Is such parenting becoming rarer? I recently heard of a college administrator who met with a student and her mother regarding plagiarism charges. Much to the administrator’s surprise, the mother calmly explained that the daughter should not be punished because … wait for it … it was the mother who had plagiarized when she did the child’s coursework for her.
I recently met the son and daughter-in-law of a rabbi. She is not Jewish. Because the marriage is interfaith, the father declined to officiate a Jewish wedding service solemnizing their union. How could he decline to perform other weddings on the grounds they violated his deeply held religious tenets but perform another simply because the couple asking for an exception was related to him by blood? I heard this story from the daughter-in-law, who was probably expecting me to denigrate the rabbi. But I didn’t. I thought it admirable that he stuck to his religious views. She and her husband did, too, and have a wonderful relationship with him.
Now let’s look at two stories featured in national newspapers this past weekend. The first appeared in the Washington Post:
Jeremiah Heaton was playing with his daughter in their Abingdon, Va., home last winter when she asked whether she could be a real princess. Heaton, a father of three who works in the mining industry, didn’t want to make any false promises to Emily, then 6, who was “big on being a princess.” But he still said yes.
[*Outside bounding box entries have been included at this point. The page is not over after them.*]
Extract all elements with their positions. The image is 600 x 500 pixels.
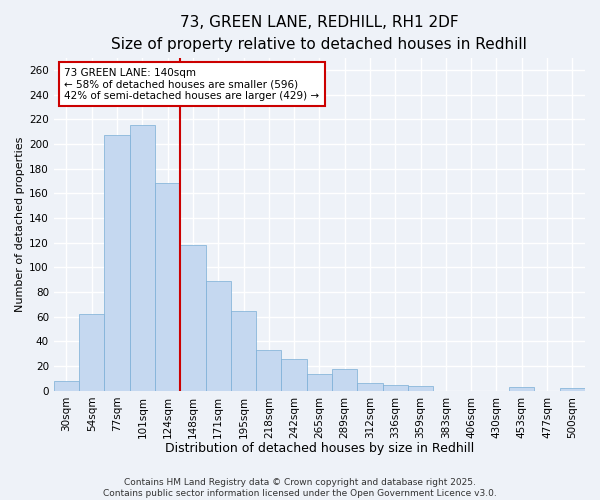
Bar bbox=[155, 184, 180, 391]
Text: Contains HM Land Registry data © Crown copyright and database right 2025.
Contai: Contains HM Land Registry data © Crown c… bbox=[103, 478, 497, 498]
Bar bbox=[332, 368, 358, 391]
Bar bbox=[231, 310, 256, 391]
Bar bbox=[79, 314, 104, 391]
Bar bbox=[206, 281, 231, 391]
X-axis label: Distribution of detached houses by size in Redhill: Distribution of detached houses by size … bbox=[165, 442, 474, 455]
Bar bbox=[408, 386, 433, 391]
Bar bbox=[256, 350, 281, 391]
Bar bbox=[307, 374, 332, 391]
Text: 73 GREEN LANE: 140sqm
← 58% of detached houses are smaller (596)
42% of semi-det: 73 GREEN LANE: 140sqm ← 58% of detached … bbox=[64, 68, 320, 100]
Bar bbox=[560, 388, 585, 391]
Bar bbox=[383, 384, 408, 391]
Bar bbox=[54, 381, 79, 391]
Bar bbox=[104, 136, 130, 391]
Bar bbox=[358, 384, 383, 391]
Bar bbox=[130, 126, 155, 391]
Title: 73, GREEN LANE, REDHILL, RH1 2DF
Size of property relative to detached houses in: 73, GREEN LANE, REDHILL, RH1 2DF Size of… bbox=[112, 15, 527, 52]
Y-axis label: Number of detached properties: Number of detached properties bbox=[15, 136, 25, 312]
Bar bbox=[281, 359, 307, 391]
Bar bbox=[509, 387, 535, 391]
Bar bbox=[180, 245, 206, 391]
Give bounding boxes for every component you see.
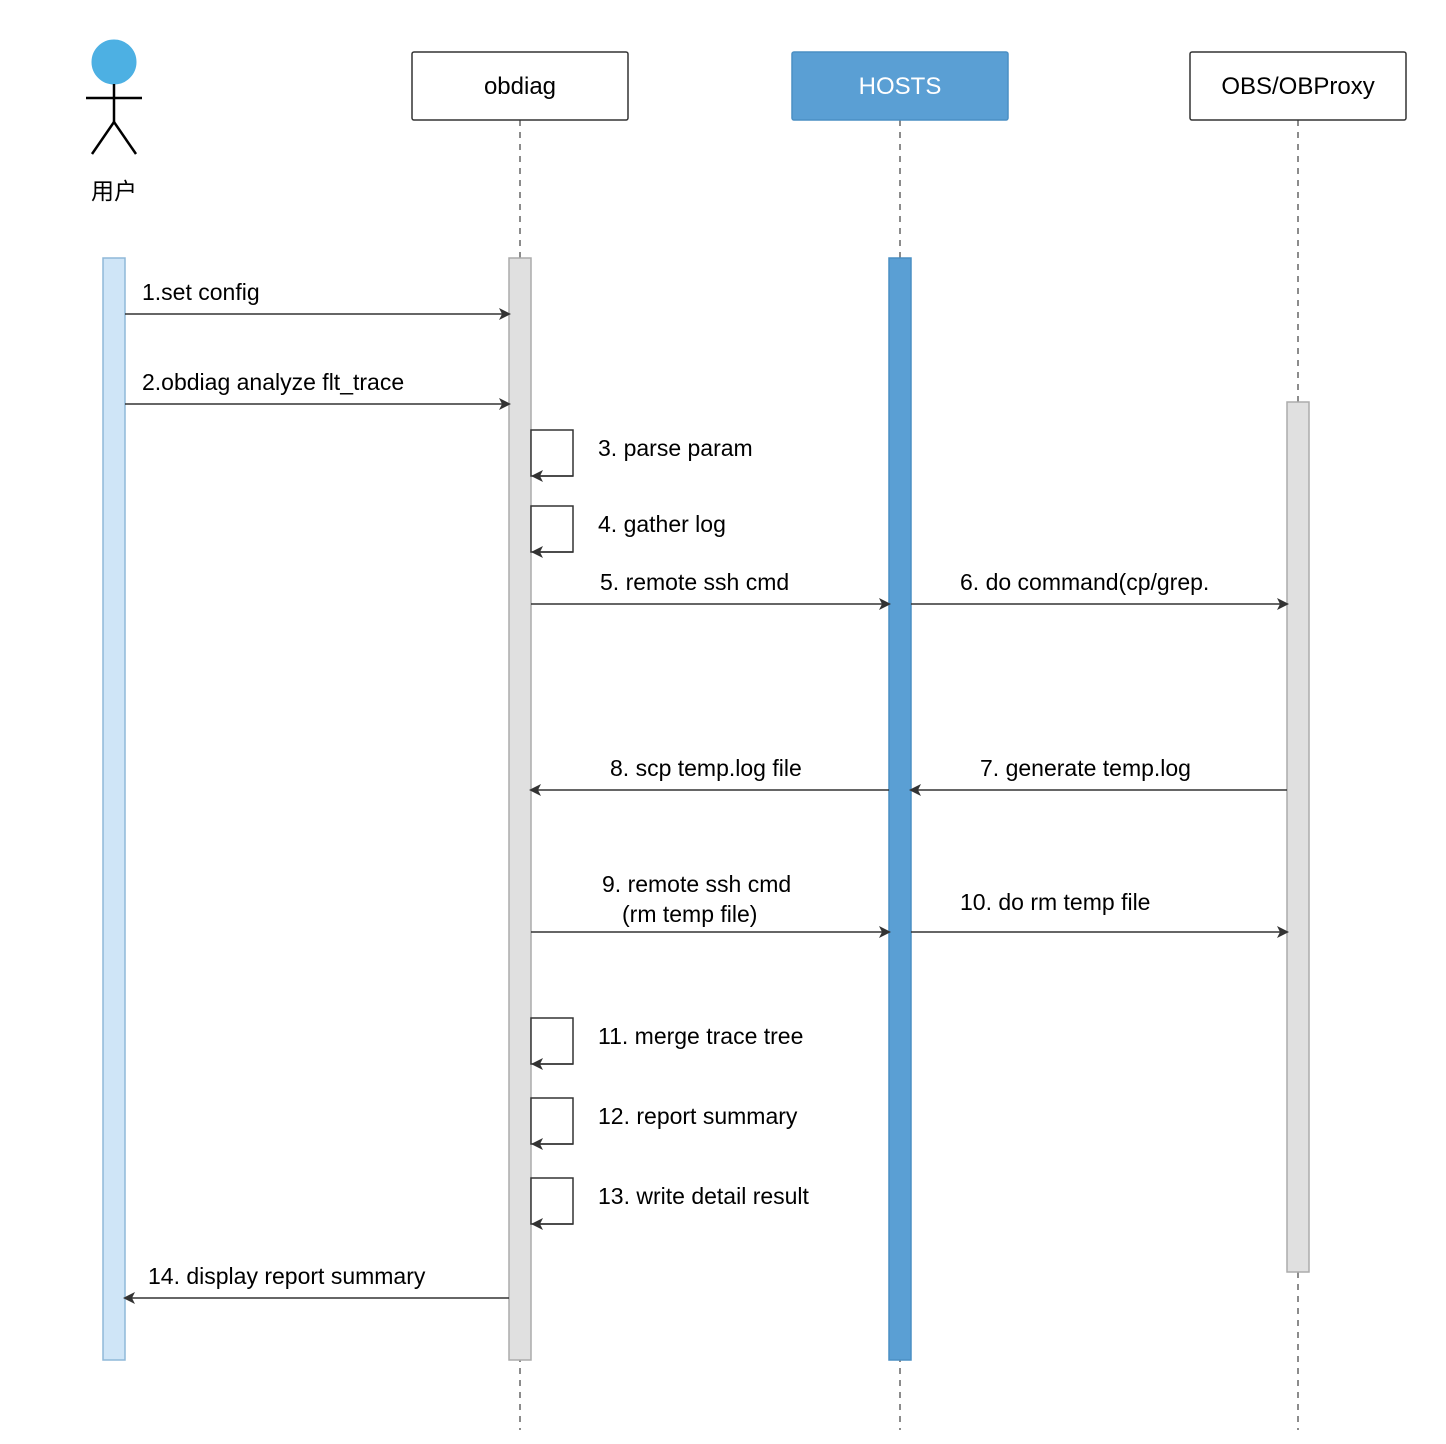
message-label-14: 14. display report summary: [148, 1263, 426, 1289]
self-call-label-12: 12. report summary: [598, 1103, 798, 1129]
self-call-label-3: 3. parse param: [598, 435, 753, 461]
message-label-10: 10. do rm temp file: [960, 889, 1150, 915]
activation-user: [103, 258, 125, 1360]
participant-label-obdiag: obdiag: [484, 73, 556, 100]
actor-head-icon: [92, 40, 136, 84]
self-call-box-3: [531, 430, 573, 476]
message-label-2: 2.obdiag analyze flt_trace: [142, 369, 404, 395]
self-call-label-4: 4. gather log: [598, 511, 726, 537]
participant-label-hosts: HOSTS: [859, 73, 942, 100]
message-label-6: 6. do command(cp/grep.: [960, 569, 1209, 595]
self-call-box-12: [531, 1098, 573, 1144]
self-call-box-4: [531, 506, 573, 552]
message-label-7: 7. generate temp.log: [980, 755, 1191, 781]
message-label-9: 9. remote ssh cmd: [602, 871, 791, 897]
activation-hosts: [889, 258, 911, 1360]
self-call-box-11: [531, 1018, 573, 1064]
self-call-box-13: [531, 1178, 573, 1224]
actor-label: 用户: [91, 178, 137, 204]
participant-label-obs: OBS/OBProxy: [1221, 73, 1374, 100]
self-call-label-11: 11. merge trace tree: [598, 1023, 803, 1049]
activation-obdiag: [509, 258, 531, 1360]
message-label2-9: (rm temp file): [622, 901, 757, 927]
self-call-label-13: 13. write detail result: [598, 1183, 810, 1209]
message-label-5: 5. remote ssh cmd: [600, 569, 789, 595]
message-label-1: 1.set config: [142, 279, 260, 305]
message-label-8: 8. scp temp.log file: [610, 755, 802, 781]
sequence-diagram: 用户 obdiag HOSTS OBS/OBProxy 1.set config 2.ob…: [0, 0, 1446, 1444]
activation-obs: [1287, 402, 1309, 1272]
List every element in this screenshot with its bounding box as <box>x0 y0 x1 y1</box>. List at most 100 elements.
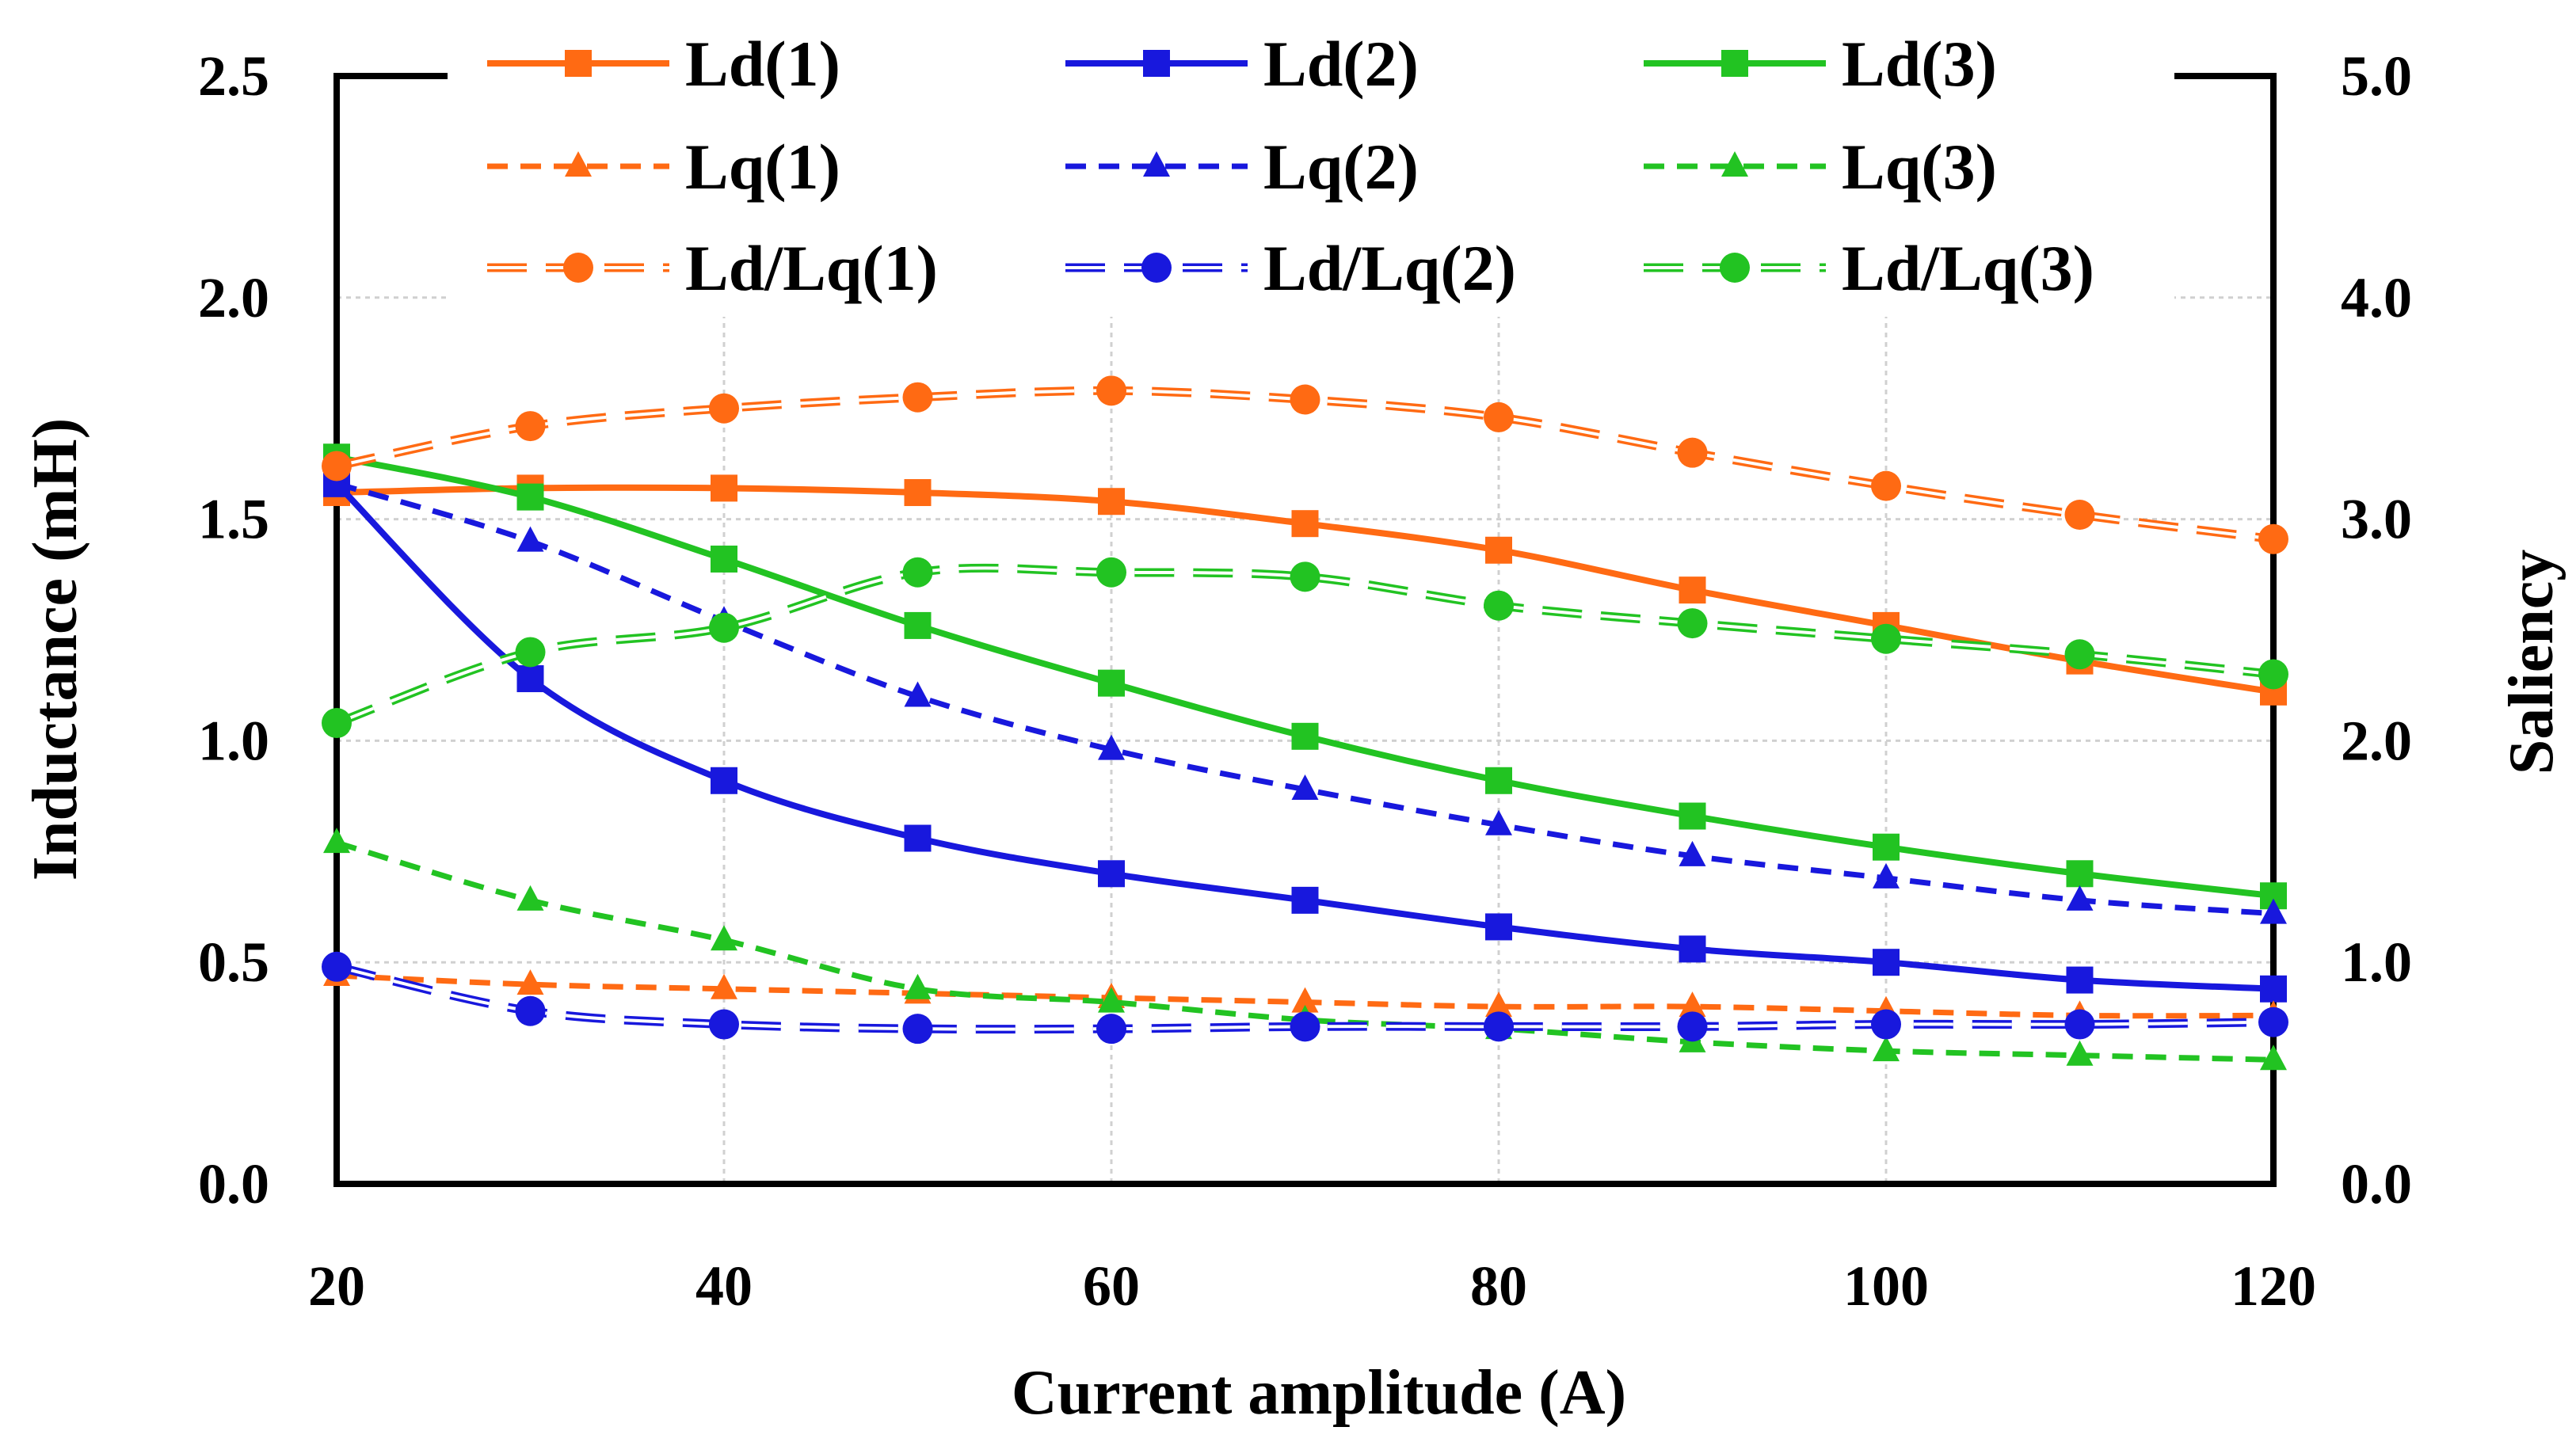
data-point-ld-1 <box>1679 576 1706 604</box>
y-tick-label-right: 4.0 <box>2341 266 2412 329</box>
data-point-lq-3 <box>323 828 350 854</box>
data-point-ld-3 <box>904 611 932 639</box>
legend: Ld(1) Ld(2) Ld(3) Lq(1) Lq(2) Lq(3) Ld/Lq(1) Ld… <box>448 16 2174 317</box>
data-point-lq-1 <box>1291 987 1319 1013</box>
data-point-ld-2 <box>1098 860 1125 888</box>
data-point-ld-2 <box>2066 966 2094 994</box>
data-point-ld-2 <box>1873 949 1900 976</box>
data-point-ld-3 <box>1098 669 1125 697</box>
data-point-ld-lq-2 <box>1677 1011 1708 1042</box>
x-tick-label: 20 <box>308 1254 365 1318</box>
data-point-ld-lq-3 <box>1871 623 1901 654</box>
data-point-ld-lq-1 <box>515 411 546 442</box>
data-point-ld-2 <box>2260 975 2287 1003</box>
y-tick-label-right: 5.0 <box>2341 44 2412 108</box>
x-tick-label: 80 <box>1470 1254 1527 1318</box>
data-point-ld-3 <box>1291 722 1319 750</box>
series-ld-lq-1 <box>322 375 2288 554</box>
data-point-lq-3 <box>2260 1045 2287 1071</box>
legend-item-ld-lq-3: Ld/Lq(3) <box>1644 232 2094 304</box>
data-point-lq-1 <box>711 973 737 999</box>
data-point-ld-3 <box>1873 833 1900 861</box>
series-line-lq-2 <box>336 481 2274 917</box>
data-point-ld-lq-2 <box>1096 1014 1126 1045</box>
legend-label-ld-lq-3: Ld/Lq(3) <box>1842 232 2094 304</box>
data-point-ld-3 <box>711 545 737 573</box>
data-point-lq-1 <box>1679 991 1706 1018</box>
data-point-lq-2 <box>2066 885 2094 911</box>
legend-swatch-marker-ld-3 <box>1721 50 1748 77</box>
x-axis-title: Current amplitude (A) <box>1012 1358 1626 1428</box>
data-point-ld-lq-1 <box>2258 523 2288 554</box>
series-layer <box>322 375 2288 1071</box>
legend-swatch-marker-lq-2 <box>1143 151 1170 177</box>
legend-swatch-marker-lq-1 <box>565 151 592 177</box>
legend-item-ld-3: Ld(3) <box>1644 28 1997 100</box>
series-ld-lq-2 <box>322 951 2288 1045</box>
legend-swatch-marker-ld-lq-2 <box>1141 253 1172 283</box>
series-ld-lq-3 <box>322 557 2288 739</box>
data-point-ld-lq-1 <box>1871 470 1901 501</box>
data-point-ld-lq-1 <box>2064 500 2095 531</box>
legend-swatch-marker-lq-3 <box>1721 151 1748 177</box>
data-point-ld-3 <box>1485 767 1512 794</box>
data-point-ld-lq-1 <box>1096 375 1126 406</box>
legend-label-lq-2: Lq(2) <box>1263 131 1419 203</box>
data-point-lq-2 <box>1679 840 1706 866</box>
data-point-lq-3 <box>711 925 737 951</box>
data-point-lq-1 <box>1485 991 1512 1018</box>
data-point-ld-lq-2 <box>2064 1009 2095 1040</box>
data-point-ld-lq-2 <box>515 995 546 1026</box>
legend-swatch-marker-ld-lq-3 <box>1720 253 1750 283</box>
data-point-lq-2 <box>516 526 544 552</box>
data-point-ld-lq-3 <box>1677 608 1708 639</box>
data-point-ld-lq-2 <box>2258 1006 2288 1037</box>
series-ld-1 <box>323 474 2287 706</box>
legend-label-lq-1: Lq(1) <box>685 131 840 203</box>
data-point-lq-2 <box>1485 809 1512 835</box>
data-point-ld-2 <box>1679 935 1706 963</box>
y-tick-label-right: 2.0 <box>2341 709 2412 772</box>
data-point-ld-lq-1 <box>709 393 739 424</box>
data-point-ld-lq-1 <box>1484 401 1514 432</box>
y-tick-label-left: 0.5 <box>198 930 269 994</box>
series-line-lq-3 <box>336 839 2274 1063</box>
data-point-lq-2 <box>2260 898 2287 924</box>
data-point-ld-lq-2 <box>902 1014 933 1045</box>
data-point-ld-2 <box>904 824 932 852</box>
legend-swatch-marker-ld-1 <box>565 50 592 77</box>
data-point-ld-lq-1 <box>322 451 352 481</box>
data-point-ld-1 <box>1098 488 1125 516</box>
legend-item-ld-lq-2: Ld/Lq(2) <box>1065 232 1516 304</box>
data-point-ld-1 <box>904 479 932 507</box>
data-point-ld-3 <box>516 483 544 511</box>
legend-item-lq-2: Lq(2) <box>1065 131 1419 203</box>
data-point-ld-lq-3 <box>322 708 352 739</box>
data-point-ld-1 <box>711 474 737 502</box>
y-tick-label-left: 1.0 <box>198 709 269 772</box>
data-point-lq-3 <box>2066 1040 2094 1066</box>
legend-label-lq-3: Lq(3) <box>1842 131 1997 203</box>
data-point-ld-lq-3 <box>709 612 739 643</box>
series-ld-3 <box>323 443 2287 910</box>
data-point-ld-lq-2 <box>1290 1011 1320 1042</box>
y-tick-label-right: 0.0 <box>2341 1152 2412 1216</box>
data-point-ld-1 <box>1291 510 1319 538</box>
legend-item-ld-2: Ld(2) <box>1065 28 1419 100</box>
data-point-ld-2 <box>711 767 737 794</box>
data-point-ld-2 <box>1291 886 1319 914</box>
data-point-ld-lq-3 <box>902 557 933 588</box>
data-point-lq-2 <box>1291 774 1319 800</box>
series-lq-2 <box>323 468 2287 924</box>
y-tick-label-left: 1.5 <box>198 488 269 551</box>
data-point-ld-lq-1 <box>1290 384 1320 415</box>
axes-layer: 0.0 0.5 1.0 1.5 2.0 2.5 0.0 1.0 2.0 3.0 4.0 5.0 20 40… <box>198 44 2412 1318</box>
y-axis-title-left: Inductance (mH) <box>21 418 90 881</box>
data-point-lq-1 <box>516 969 544 995</box>
data-point-lq-3 <box>1098 987 1125 1013</box>
legend-background <box>448 16 2174 317</box>
data-point-ld-lq-1 <box>902 382 933 413</box>
data-point-ld-lq-2 <box>1484 1011 1514 1042</box>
So he did the completely normal thing American parents do these days. He found an unclaimed 800-square-mile patch of arid desert along the Sudanese border, planted an actual flag of his family’s design, named it the Kingdom of North Sudan, and declared himself king and Emily princess:
“I wanted to show my kids I will literally go to the ends of the earth to make their wishes and dreams come true,” Heaton said.
What a maroon, right? How could this be good for a child to think this is realistic behavior to expect from family or loved ones?
Over at the New York Times, we have a profile of a Methodist pastor who had similar sentiments. There we learn, in the gauzy language we’ve come to expect in mainstream media treatment of anything supportive of same-sex attraction and attendant sexual behavior, that Tim Schaefer was special:
His father, the Rev. Frank Schaefer, a United Methodist minister, thought of his eldest son as a miracle child, saved by some combination of medicine and prayer, saved for something special.